В сущности, все отвергнутые внуки, сыновья и дочери, все таинственные найденыши и похищенные наследники из детских книжек были в каком-то отдаленном свойстве
Но подумать только, во что превратила идиллически благополучная книга для детей сложные судьбы героев большой литературы! Куда девались социальная сатира и причудливый быт романов Чарльза Диккенса? Где обличительный пафос и острота положений Виктора Гюго, превращающего циркового урода в одного из пэров Англии для того, чтобы он мог разглядеть пороки своего крута и навсегда отречься от него?
По счастью, дети не ограничивались литературой, изготовленной специально для них. Они читали русские народные сказки, "Царя Салтана", "Конька-Горбунка", а потом - когда становились постарше, - "Дубровского", "Тараса Бульбу", "Вечера на хуторе", повести Л. Толстого, рассказы Тургенева. В руки к ним попадали и настоящий Диккенс {55}, и настоящий Гюго {56}, и Фенимор Купер {57}, и Жюль Берн, и Марк Твен. Издавна стали их друзьями и любимцами Гулливер, Робинзон Крузо, Дон-Кихот.
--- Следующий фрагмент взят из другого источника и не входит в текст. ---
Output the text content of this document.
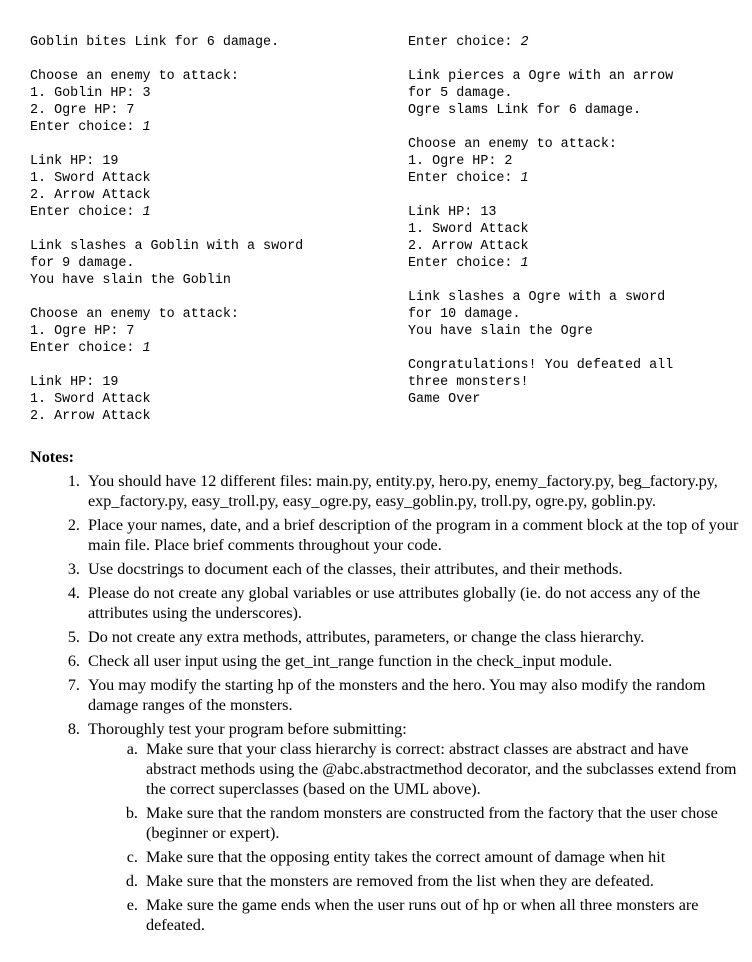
Goblin bites Link for 6 damage.
Choose an enemy to attack:
1. Goblin HP: 3
2. Ogre HP: 7
Enter choice: 1
Link HP: 19
1. Sword Attack
2. Arrow Attack
Enter choice: 1
Link slashes a Goblin with a sword
for 9 damage.
You have slain the Goblin
Choose an enemy to attack:
1. Ogre HP: 7
Enter choice: 1
Link HP: 19
1. Sword Attack
2. Arrow Attack
Enter choice: 2
Link pierces a Ogre with an arrow
for 5 damage.
Ogre slams Link for 6 damage.
Choose an enemy to attack:
1. Ogre HP: 2
Enter choice: 1
Link HP: 13
1. Sword Attack
2. Arrow Attack
Enter choice: 1
Link slashes a Ogre with a sword
for 10 damage.
You have slain the Ogre
Congratulations! You defeated all
three monsters!
Game Over
Notes:
1. You should have 12 different files: main.py, entity.py, hero.py, enemy_factory.py, beg_factory.py, exp_factory.py, easy_troll.py, easy_ogre.py, easy_goblin.py, troll.py, ogre.py, goblin.py.
2. Place your names, date, and a brief description of the program in a comment block at the top of your main file. Place brief comments throughout your code.
3. Use docstrings to document each of the classes, their attributes, and their methods.
4. Please do not create any global variables or use attributes globally (ie. do not access any of the attributes using the underscores).
5. Do not create any extra methods, attributes, parameters, or change the class hierarchy.
6. Check all user input using the get_int_range function in the check_input module.
7. You may modify the starting hp of the monsters and the hero. You may also modify the random damage ranges of the monsters.
8. Thoroughly test your program before submitting:
a. Make sure that your class hierarchy is correct: abstract classes are abstract and have abstract methods using the @abc.abstractmethod decorator, and the subclasses extend from the correct superclasses (based on the UML above).
b. Make sure that the random monsters are constructed from the factory that the user chose (beginner or expert).
c. Make sure that the opposing entity takes the correct amount of damage when hit
d. Make sure that the monsters are removed from the list when they are defeated.
e. Make sure the game ends when the user runs out of hp or when all three monsters are defeated.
Иной раз и в собственно детской библиотеке появлялись хорошие книги Андерсен, Перро, Братья Гримм, Топелиус, повесть Л. Кэрролла "Алиса в стране чудес" {58}. Для детей были написаны "Кавказский пленник" Толстого, "Каштанка" Чехова, "Зимовье на Студеной" Мамина-Сибиряка, "Вокруг света на "Коршуне" Станюковича {59}, "Белый пудель" и другие рассказы Куприна.
Только эти" в сущности говоря, считанные книги - с придачей еще двух-трех десятков названий - и уцелели в детской библиотеке после революции. Институтские повести Лидии Чарской и крестьянские рассказы Клавдии Лукашевич {60} умерли в один и тот же день, вместе со многими переводными и подражательными книгами для детей. В рамки традиционно-детской, сентиментальной повести нельзя было втиснуть новый жизненный материал, новые идеи, героев нашего времени. Да и на прошлое мы взглянули другими глазами.
Старая - дореволюционная литература для взрослых не пережила в первые дни революции такого потрясения, какое испытала литература для детей. Пушкина и Толстого, Тургенева и Гоголя, Некрасова и Щедрина, Короленко, Чехова и Горького не надо было упразднять. Революция взяла на себя почетную обязанность передать их самым широким массам читателей, сделать их всенародным достоянием. А вот детская библиотека - особенно предреволюционных лет была - почти полностью обречена на слом вместе со всей системой буржуазного воспитания.
В библиотеке для взрослых ведущей была прогрессивная литература. Значительная часть детской библиотеки была снабжена казенными ярлыками: "проверено", "одобрено", "рекомендовано".
Только сейчас, при глубоком и внимательном отборе, мы можем взять из детских книжек самых разных времен и разных типов то, что еще может послужить "нам на пользу. Большая же часть книг, перечисленных в старых толстых каталогах, погибла безвозвратно.
Не удивительно, что наши первые советские повести для детей, лишенные настоящей преемственности и не успевшие по-новому осмыслить мир, были по большей части собранием случайных фактов и эпизодов, хроникой событий, а иногда наивным лубком.